Some people are natural connectors. They remember people’s names, love hosting events and have an endless capacity for conversation. 

Others are more introverted and the thought of going to business events fills them with a quiet terror. All those strangers and nowhere to hide.

And yet, networking, alongside forming strong relationships with clients, colleagues, employees, suppliers, partners and the community, is an invaluable way of building a resilient business. 

The tangible benefits are easy to quantify in terms of the bottom line – the work you receive by word-of-mouth and referral from your network – but the intangible benefits are trickier to account for.

How do you measure trust, loyalty, collaboration, innovation, satisfaction and motivation? It’s hard to put a dollar figure on these but every successful business needs them. 

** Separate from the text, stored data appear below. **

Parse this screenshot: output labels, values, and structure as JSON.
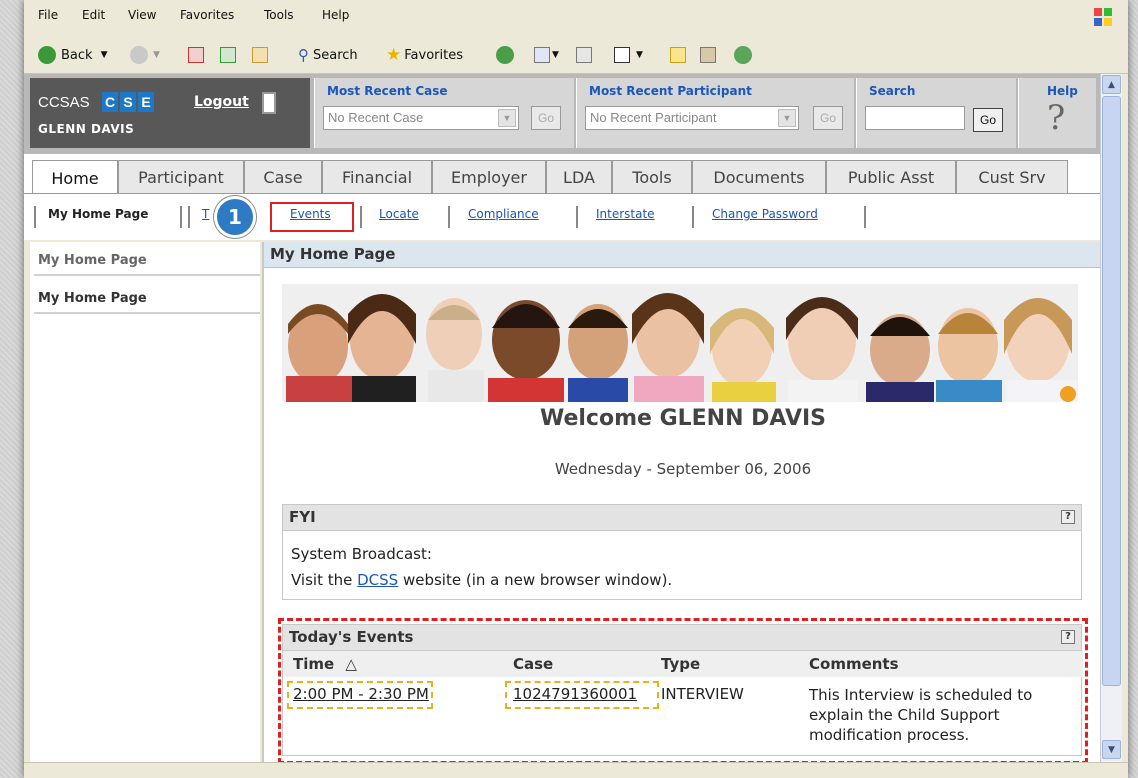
{
  "menu": [
    "File",
    "Edit",
    "View",
    "Favorites",
    "Tools",
    "Help"
  ],
  "toolbar": {
    "back": "Back",
    "search": "Search",
    "favorites": "Favorites"
  },
  "header": {
    "app_name": "CCSAS",
    "app_mark": [
      "C",
      "S",
      "E"
    ],
    "user": "GLENN DAVIS",
    "logout": "Logout",
    "recent_case": {
      "label": "Most Recent Case",
      "value": "No Recent Case",
      "go": "Go"
    },
    "recent_participant": {
      "label": "Most Recent Participant",
      "value": "No Recent Participant",
      "go": "Go"
    },
    "search": {
      "label": "Search",
      "go": "Go"
    },
    "help": {
      "label": "Help",
      "glyph": "?"
    }
  },
  "tabs": [
    "Home",
    "Participant",
    "Case",
    "Financial",
    "Employer",
    "LDA",
    "Tools",
    "Documents",
    "Public Asst",
    "Cust Srv"
  ],
  "subnav": {
    "items": [
      "My Home Page",
      "T",
      "Events",
      "Locate",
      "Compliance",
      "Interstate",
      "Change Password"
    ],
    "step_badge": "1"
  },
  "leftnav": [
    "My Home Page",
    "My Home Page"
  ],
  "main": {
    "title": "My Home Page",
    "welcome": "Welcome GLENN DAVIS",
    "date": "Wednesday - September 06, 2006"
  },
  "fyi": {
    "title": "FYI",
    "line1": "System Broadcast:",
    "line2_prefix": "Visit the ",
    "line2_link": "DCSS",
    "line2_suffix": " website (in a new browser window)."
  },
  "events": {
    "title": "Today's Events",
    "columns": [
      "Time",
      "Case",
      "Type",
      "Comments"
    ],
    "sort_glyph": "△",
    "rows": [
      {
        "time": "2:00 PM - 2:30 PM",
        "case": "1024791360001",
        "type": "INTERVIEW",
        "comments": [
          "This Interview is scheduled to",
          "explain the Child Support",
          "modification process."
        ]
      }
    ]
  },
  "colors": {
    "link": "#1b56b8",
    "highlight_red": "#e02020",
    "highlight_yellow": "#e6b020",
    "badge_blue": "#2e7bc4",
    "brand_blue": "#1b79c7"
  }
}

So when you head into a networking event, what should your objectives be? Are you there to meet people and establish new business contacts? Or are you there to learn more about the dynamics of your industry? Maybe you’re there looking for a new gig? Either way, it helps to approach networking events with a few objectives in mind so that you can direct your conversation accordingly.

Many people think that there are only two types of network: personal and business. This is not quite accurate. There are, in fact, three types of network. They are operational, personal and strategic.

Operational networks include direct reports, superiors, people with the power to block or support a project, and key outsiders such as suppliers, distributors and customers.

Personal networks can provide important referrals, and people who can offer information and often developmental support, such as coaching and mentoring.

Strategic networks provide opportunities to look at the bigger picture through mentoring, or simply give a different perspective on your organisation.

All types of networking overlap, but strategic networking will provide the most immediate impact on your business. You should always look to expand your network as opportunities can be accidental. What makes a social network so powerful is its referral potential.

So how do you figure out who should be in your network? 

There are few questions to ask yourself. Firstly, who can help you? Who really knows what’s going on and already has established connections in your industry? This is a great place to start. It’s also worth approaching high profile people in your industry as they may be able to open doors that are otherwise closed to people who are still building their profile.

If you want to ace networking, here are a few tips to take your connecting game to the next level. 

  1. Know where to go – which networks are available in your local area? Which networks are available online? Which networks are most likely to add value? It’s good to be open-minded about networking but some events and groups are going to be more useful than others so it’s worth investing in the powerful ones.
  2. Take the first step – don’t be afraid to say hello and introduce yourself at events, or reach out online. After all, everyone is there for the same reason – to meet people – so there’s no shame in making the first move.
  3. Provide as much value as you can – what information and advice can you offer others? How can you help other people by introducing them to each other or referring business? Approach networking like an opportunity to give support, as well as ask for it. Nobody wants your sales pitch, but they do want your specialist insight.
  4. Listen and ask open-ended questions – If you want to be interesting, be interested! Networking events are a great opportunity to not only connect, but also learn. 
  5.  Ask for help – If you’re really struggling with something in your business, take the chance to ask for help. People are usually generous with their time and resources the minute someone uses the magic word: help. 
  6. Allocate time and budget – make sure you set aside time and budget every month for networking. Some events are ticketed while others come at the cost of a coffee. Either way, you’re going to need time and money to make it happen so ensure you factor this into your planning and scheduling.